Regarding monetary policy, the market widely expects the Bank of Canada to maintain its overnight interest rate at 2.25% at this week's policy meeting and likely continue to maintain its current policy stance for some time to come. Given the generally moderate inflationary pressures and gradual recovery of economic activity in Canada, the market believes there is limited need for the Bank of Canada to adjust its policy in the short term, which also helps stabilize the Canadian dollar.
This week, the market's focus will shift to the US June Consumer Price Index (CPI) data. If the US inflation data is lower than market expectations, bets on further tightening by the Federal Reserve may cool, putting pressure on the dollar and posing a risk of decline against the Canadian dollar. Conversely, if inflation remains strong, it could further reinforce expectations that the Fed will maintain high interest rates, providing new upward momentum for the dollar.
From a technical perspective, the USD/CAD pair has shown signs of stabilization after a period of consolidation, with the exchange rate returning to the vicinity of its short- and medium-term moving averages. The MACD indicator shows a continued shortening of the green bars, with the two lines showing signs of forming a golden cross, indicating a weakening of bearish momentum. The RSI has rebounded to near the neutral zone, suggesting improved short-term market sentiment. If the exchange rate breaks through 1.4200 , it is expected to further test the resistance areas of 1.4250 and 1.4300 . On the downside, key support levels to watch are 1.4120 , 1.4050 , and 1.4000 . A break below these levels could open up further downside potential.
From a 4-hour chart perspective, the USD/CAD pair has rebounded after a decline, with the price regaining its position above the short-term moving average. The MACD is near the zero line and gradually strengthening, while the RSI has risen above 50, indicating increased short-term buying pressure. However, considering the robust Canadian employment data and the support for the Canadian dollar from rising international oil prices, the exchange rate is likely to remain range-bound in the short term. If US CPI data pushes the US dollar further stronger, the exchange rate could break through 1.4200; if inflation data is lower than expected, the USD/CAD pair may retest the support level around 1.4120.

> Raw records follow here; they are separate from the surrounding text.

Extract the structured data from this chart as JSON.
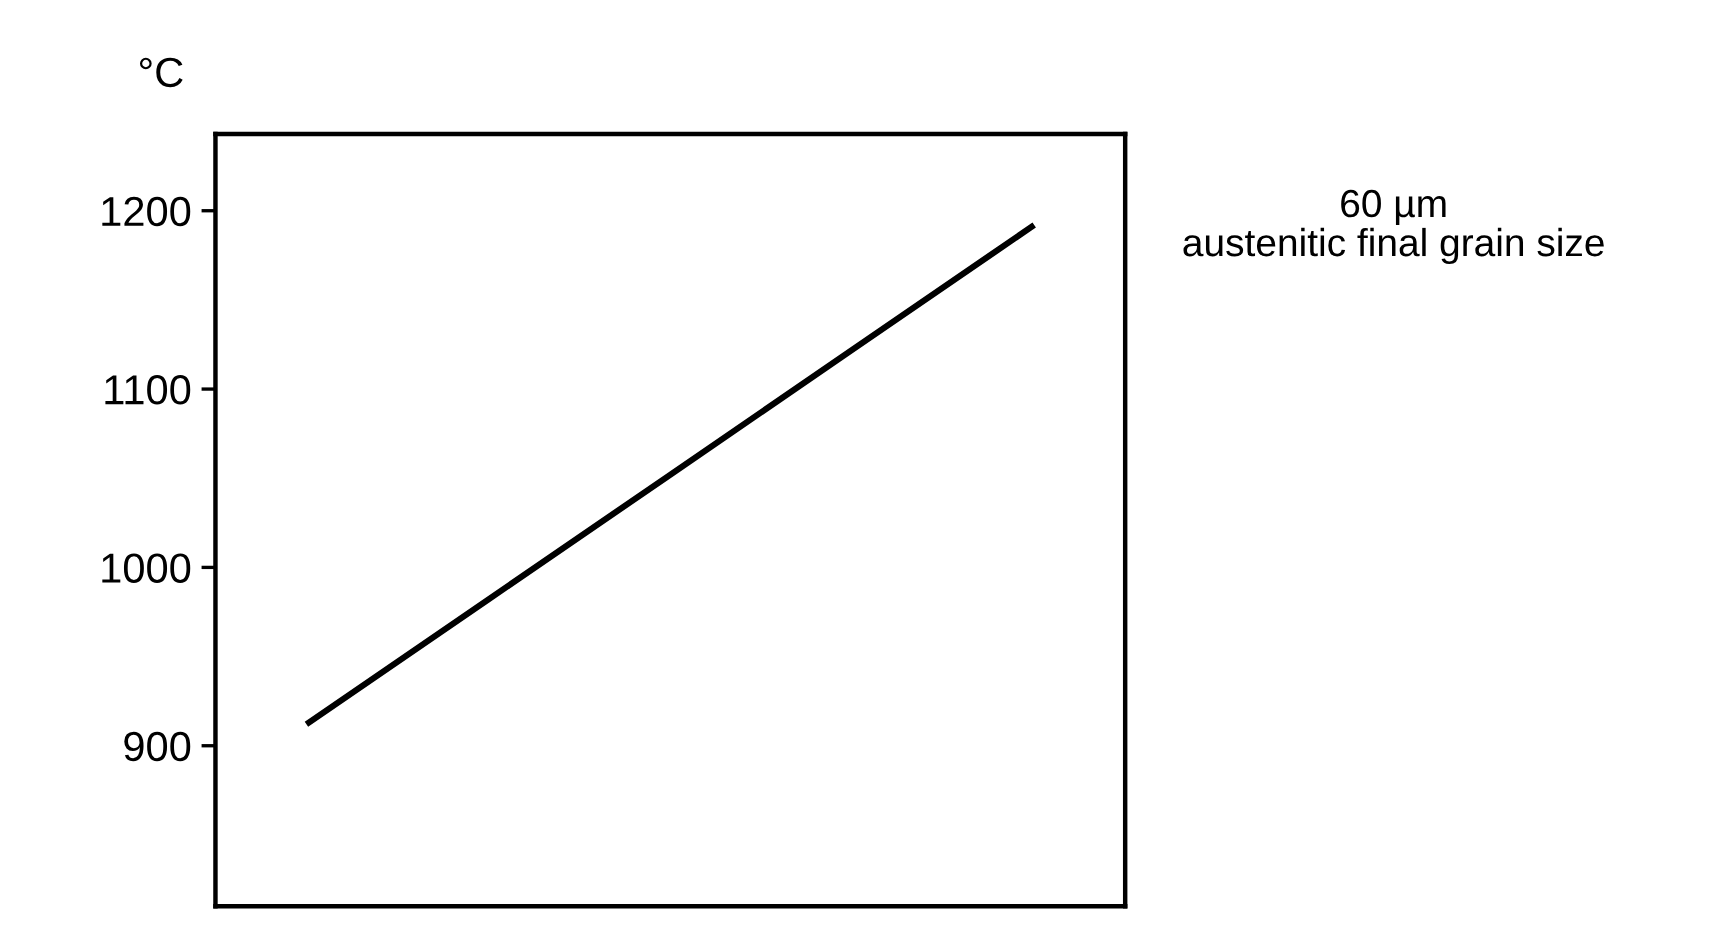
{
  "chart_data": {
    "type": "line",
    "ylabel": "°C",
    "categories": [
      null,
      null,
      null,
      null,
      null
    ],
    "series": [
      {
        "color": "#000000",
        "values": [
          912,
          982,
          1052,
          1122,
          1192
        ]
      }
    ],
    "ylim": [
      810,
      1243
    ],
    "yticks": [
      900,
      1000,
      1100,
      1200
    ],
    "grid": false,
    "marker": "none",
    "line_style": "solid",
    "annotations": [
      "60 µm\naustenitic final grain size"
    ]
  }
}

Editor's Summary : The USD/CAD exchange rate is currently influenced by both risk aversion and the fundamentals of the Canadian economy. Escalating tensions between the US and Iran have strengthened the US dollar, while continued improvement in the Canadian job market and expectations of a stable policy from the Bank of Canada have enhanced the resilience of the Canadian dollar , keeping the exchange rate within a generally volatile range. Looking ahead, the US June CPI data, the Bank of Canada's interest rate decision, and developments in the Middle East will remain the core factors influencing the USD/CAD exchange rate. If US inflation remains resilient, the US dollar is likely to maintain its advantage; if inflation cools and international oil prices continue to rise, the Canadian dollar's performance is expected to improve further.